For a long time I thought Felix J. Palma's The Map of Time was going to be a time-travel novel without any actual time travel. The 600-plus-page novel has three connected stories, each involving British author H.G. Wells, whose novel The Time Machine has just been published.
First a young man plans suicide after the woman he loves is killed by Jack the Ripper. His brother enlists the writer's help to fool him into thinking he has traveled back in time and killed Jack before he can kill the woman.
Then a conman inspired by the Wells novel develops an elaborate ruse to fool wealthy patrons into believing they have traveled to the year 2000 to watch the climactic battle that saves humanity from being destroyed by automatons. A young woman on one of those excursions to the future falls in love with the hero of that battle, and things get complicated when she meets the same man on the streets of London in 1896. Tom, the actor hired to play that hero, gets Wells to help him maintain the charade.
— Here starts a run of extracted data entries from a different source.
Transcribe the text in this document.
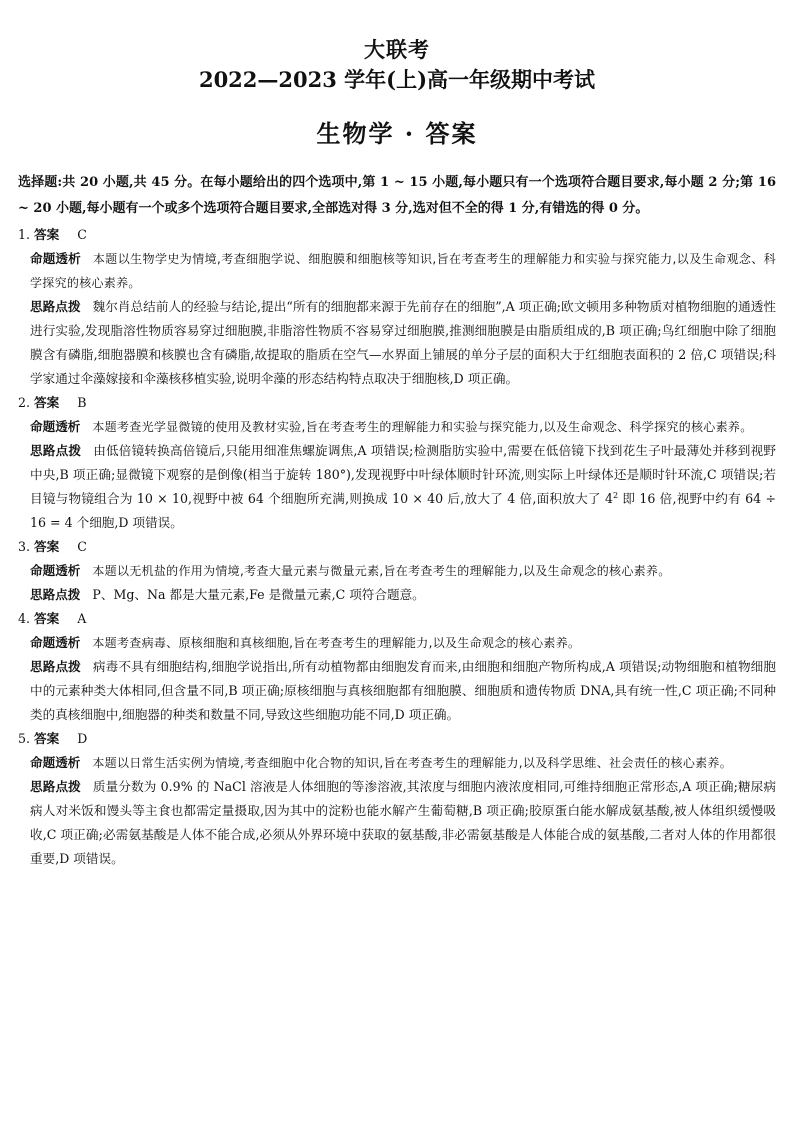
大联考
2022—2023 学年(上)高一年级期中考试
生物学 · 答案

选择题:共 20 小题,共 45 分。在每小题给出的四个选项中,第 1 ~ 15 小题,每小题只有一个选项符合题目要求,每小题 2 分;第 16 ~ 20 小题,每小题有一个或多个选项符合题目要求,全部选对得 3 分,选对但不全的得 1 分,有错选的得 0 分。

1. 答案 C

命题透析 本题以生物学史为情境,考查细胞学说、细胞膜和细胞核等知识,旨在考查考生的理解能力和实验与探究能力,以及生命观念、科学探究的核心素养。

思路点拨 魏尔肖总结前人的经验与结论,提出“所有的细胞都来源于先前存在的细胞”,A 项正确;欧文顿用多种物质对植物细胞的通透性进行实验,发现脂溶性物质容易穿过细胞膜,非脂溶性物质不容易穿过细胞膜,推测细胞膜是由脂质组成的,B 项正确;鸟红细胞中除了细胞膜含有磷脂,细胞器膜和核膜也含有磷脂,故提取的脂质在空气—水界面上铺展的单分子层的面积大于红细胞表面积的 2 倍,C 项错误;科学家通过伞藻嫁接和伞藻核移植实验,说明伞藻的形态结构特点取决于细胞核,D 项正确。

2. 答案 B

命题透析 本题考查光学显微镜的使用及教材实验,旨在考查考生的理解能力和实验与探究能力,以及生命观念、科学探究的核心素养。

思路点拨 由低倍镜转换高倍镜后,只能用细准焦螺旋调焦,A 项错误;检测脂肪实验中,需要在低倍镜下找到花生子叶最薄处并移到视野中央,B 项正确;显微镜下观察的是倒像(相当于旋转 180°),发现视野中叶绿体顺时针环流,则实际上叶绿体还是顺时针环流,C 项错误;若目镜与物镜组合为 10 × 10,视野中被 64 个细胞所充满,则换成 10 × 40 后,放大了 4 倍,面积放大了 $4^2$ 即 16 倍,视野中约有 64 ÷ 16 = 4 个细胞,D 项错误。

3. 答案 C

命题透析 本题以无机盐的作用为情境,考查大量元素与微量元素,旨在考查考生的理解能力,以及生命观念的核心素养。

思路点拨 P、Mg、Na 都是大量元素,Fe 是微量元素,C 项符合题意。

4. 答案 A

命题透析 本题考查病毒、原核细胞和真核细胞,旨在考查考生的理解能力,以及生命观念的核心素养。

思路点拨 病毒不具有细胞结构,细胞学说指出,所有动植物都由细胞发育而来,由细胞和细胞产物所构成,A 项错误;动物细胞和植物细胞中的元素种类大体相同,但含量不同,B 项正确;原核细胞与真核细胞都有细胞膜、细胞质和遗传物质 DNA,具有统一性,C 项正确;不同种类的真核细胞中,细胞器的种类和数量不同,导致这些细胞功能不同,D 项正确。

5. 答案 D

命题透析 本题以日常生活实例为情境,考查细胞中化合物的知识,旨在考查考生的理解能力,以及科学思维、社会责任的核心素养。

思路点拨 质量分数为 0.9% 的 NaCl 溶液是人体细胞的等渗溶液,其浓度与细胞内液浓度相同,可维持细胞正常形态,A 项正确;糖尿病病人对米饭和馒头等主食也都需定量摄取,因为其中的淀粉也能水解产生葡萄糖,B 项正确;胶原蛋白能水解成氨基酸,被人体组织缓慢吸收,C 项正确;必需氨基酸是人体不能合成,必须从外界环境中获取的氨基酸,非必需氨基酸是人体能合成的氨基酸,二者对人体的作用都很重要,D 项错误。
Finally, in part three, time travel becomes real, sort of, when a man from the future plans to kill Wells, Henry James and Bram Stoker and steal the only copies of the books each of them has just finished. Wells, aided by a letter from his future self, seeks a way out.
The stories weave in and out of each other, and Palma gives us plenty about alternate universes as well as time travel. As confusing as it may sound, he manages to make everything clear, or at least clear enough. The Map Of Time is fanciful fun.